Wakaf Produktif Jadi Solusi Kemandirian Ekonomi Umat

Dr. H. Riduwan, S.E., M.Ag. sebagai pemateri dalam Kajian Masjid Islamic Center Universitas Ahmad Dahlan (UAD) (Foto. Mawar)
Masjid Islamic Center Universitas Ahmad Dahlan (UAD) kembali menyelenggarakan Kajian Ahad Pagi pada Ahad, 14 Desember 2025, dengan menghadirkan Dr. H. Riduwan, S.E., M.Ag. sebagai pemateri. Kajian tersebut mengangkat tema “Wakaf Produktif dan Kemandirian Ekonomi Umat.”

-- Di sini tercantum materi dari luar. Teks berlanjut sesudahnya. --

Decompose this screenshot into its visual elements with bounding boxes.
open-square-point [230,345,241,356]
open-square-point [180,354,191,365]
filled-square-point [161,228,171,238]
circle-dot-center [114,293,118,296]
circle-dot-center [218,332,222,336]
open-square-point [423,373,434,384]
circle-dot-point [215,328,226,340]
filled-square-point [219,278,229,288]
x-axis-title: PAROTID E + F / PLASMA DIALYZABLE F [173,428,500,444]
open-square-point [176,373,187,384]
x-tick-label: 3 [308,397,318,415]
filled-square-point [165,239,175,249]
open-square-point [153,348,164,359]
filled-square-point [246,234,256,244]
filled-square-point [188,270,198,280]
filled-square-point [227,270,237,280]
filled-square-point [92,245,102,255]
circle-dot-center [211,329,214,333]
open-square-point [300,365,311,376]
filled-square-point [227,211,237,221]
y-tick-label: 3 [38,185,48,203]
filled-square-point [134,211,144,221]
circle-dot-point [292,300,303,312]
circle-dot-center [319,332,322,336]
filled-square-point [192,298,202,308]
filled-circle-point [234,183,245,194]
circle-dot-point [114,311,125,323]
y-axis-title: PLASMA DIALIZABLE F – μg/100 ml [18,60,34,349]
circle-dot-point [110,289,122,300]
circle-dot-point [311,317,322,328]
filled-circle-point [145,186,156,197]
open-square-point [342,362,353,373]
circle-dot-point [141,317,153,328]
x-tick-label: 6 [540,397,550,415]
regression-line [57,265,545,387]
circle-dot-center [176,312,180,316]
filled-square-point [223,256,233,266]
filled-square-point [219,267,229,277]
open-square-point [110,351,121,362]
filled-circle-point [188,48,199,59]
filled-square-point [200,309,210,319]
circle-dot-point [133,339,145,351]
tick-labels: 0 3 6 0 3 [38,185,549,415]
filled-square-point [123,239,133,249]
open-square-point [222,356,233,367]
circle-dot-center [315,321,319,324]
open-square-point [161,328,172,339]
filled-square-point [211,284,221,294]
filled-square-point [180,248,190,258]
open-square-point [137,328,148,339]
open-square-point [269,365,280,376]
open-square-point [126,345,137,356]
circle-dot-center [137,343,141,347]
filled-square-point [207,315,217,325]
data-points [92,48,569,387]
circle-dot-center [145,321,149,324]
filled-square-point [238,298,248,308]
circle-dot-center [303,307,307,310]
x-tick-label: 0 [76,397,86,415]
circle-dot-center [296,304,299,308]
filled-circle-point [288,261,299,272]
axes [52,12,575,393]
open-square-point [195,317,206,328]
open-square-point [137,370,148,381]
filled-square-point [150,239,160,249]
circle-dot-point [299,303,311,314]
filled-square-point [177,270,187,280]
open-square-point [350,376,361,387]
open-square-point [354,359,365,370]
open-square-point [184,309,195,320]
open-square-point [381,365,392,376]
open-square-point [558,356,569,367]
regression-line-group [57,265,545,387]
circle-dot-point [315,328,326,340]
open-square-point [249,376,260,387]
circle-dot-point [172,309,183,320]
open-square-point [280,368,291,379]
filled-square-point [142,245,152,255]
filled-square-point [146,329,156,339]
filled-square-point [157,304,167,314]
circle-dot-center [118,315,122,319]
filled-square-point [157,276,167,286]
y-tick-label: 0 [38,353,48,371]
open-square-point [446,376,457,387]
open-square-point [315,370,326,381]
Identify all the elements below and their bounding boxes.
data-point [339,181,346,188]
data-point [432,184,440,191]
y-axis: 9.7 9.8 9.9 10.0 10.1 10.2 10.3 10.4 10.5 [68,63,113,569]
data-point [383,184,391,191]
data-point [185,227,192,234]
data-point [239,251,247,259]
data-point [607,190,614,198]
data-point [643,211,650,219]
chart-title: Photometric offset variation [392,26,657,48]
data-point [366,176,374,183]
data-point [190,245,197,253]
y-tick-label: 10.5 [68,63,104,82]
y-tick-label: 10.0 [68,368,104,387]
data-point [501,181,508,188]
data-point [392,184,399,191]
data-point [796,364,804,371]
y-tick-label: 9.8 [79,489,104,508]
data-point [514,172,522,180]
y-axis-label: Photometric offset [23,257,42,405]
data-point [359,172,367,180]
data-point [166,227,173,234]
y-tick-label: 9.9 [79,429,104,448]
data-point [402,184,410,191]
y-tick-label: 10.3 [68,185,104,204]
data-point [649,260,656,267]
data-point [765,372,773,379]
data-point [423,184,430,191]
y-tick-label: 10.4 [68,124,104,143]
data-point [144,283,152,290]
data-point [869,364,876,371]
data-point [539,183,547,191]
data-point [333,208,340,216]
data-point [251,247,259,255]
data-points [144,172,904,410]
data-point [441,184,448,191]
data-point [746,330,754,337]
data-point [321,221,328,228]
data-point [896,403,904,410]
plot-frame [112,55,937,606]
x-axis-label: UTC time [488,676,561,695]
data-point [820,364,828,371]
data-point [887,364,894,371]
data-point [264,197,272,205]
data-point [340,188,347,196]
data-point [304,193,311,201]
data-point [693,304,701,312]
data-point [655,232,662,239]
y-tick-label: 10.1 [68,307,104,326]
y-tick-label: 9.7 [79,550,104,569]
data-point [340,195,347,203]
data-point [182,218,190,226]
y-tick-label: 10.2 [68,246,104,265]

Dr. Riduwan menjelaskan bahwa konsep wakaf tidak hanya terbatas pada tanah atau bangunan ibadah, tetapi telah berkembang menjadi wakaf produktif yang mampu mendorong kemandirian ekonomi umat. Ia menyinggung sejarah wakaf modern yang diperkenalkan oleh Prof. M.A. Mannan di Bangladesh melalui pendirian Social Investment Bank Limited (SIBL) pada tahun 1998. Lembaga tersebut menjadi pelopor pengelolaan wakaf secara profesional dengan tujuan utama pengentasan kemiskinan.
Lebih lanjut, Dr. Riduwan memaparkan bahwa SIBL menghimpun dana wakaf dari masyarakat mampu untuk kemudian dikelola secara produktif dan hasilnya disalurkan bagi kesejahteraan umat. Berbagai instrumen wakaf modern pun diperkenalkan, seperti obligasi wakaf, sertifikat wakaf uang, sertifikat wakaf keluarga, wakaf pembangunan masjid, saham komunitas masjid, hingga pembiayaan al-qard.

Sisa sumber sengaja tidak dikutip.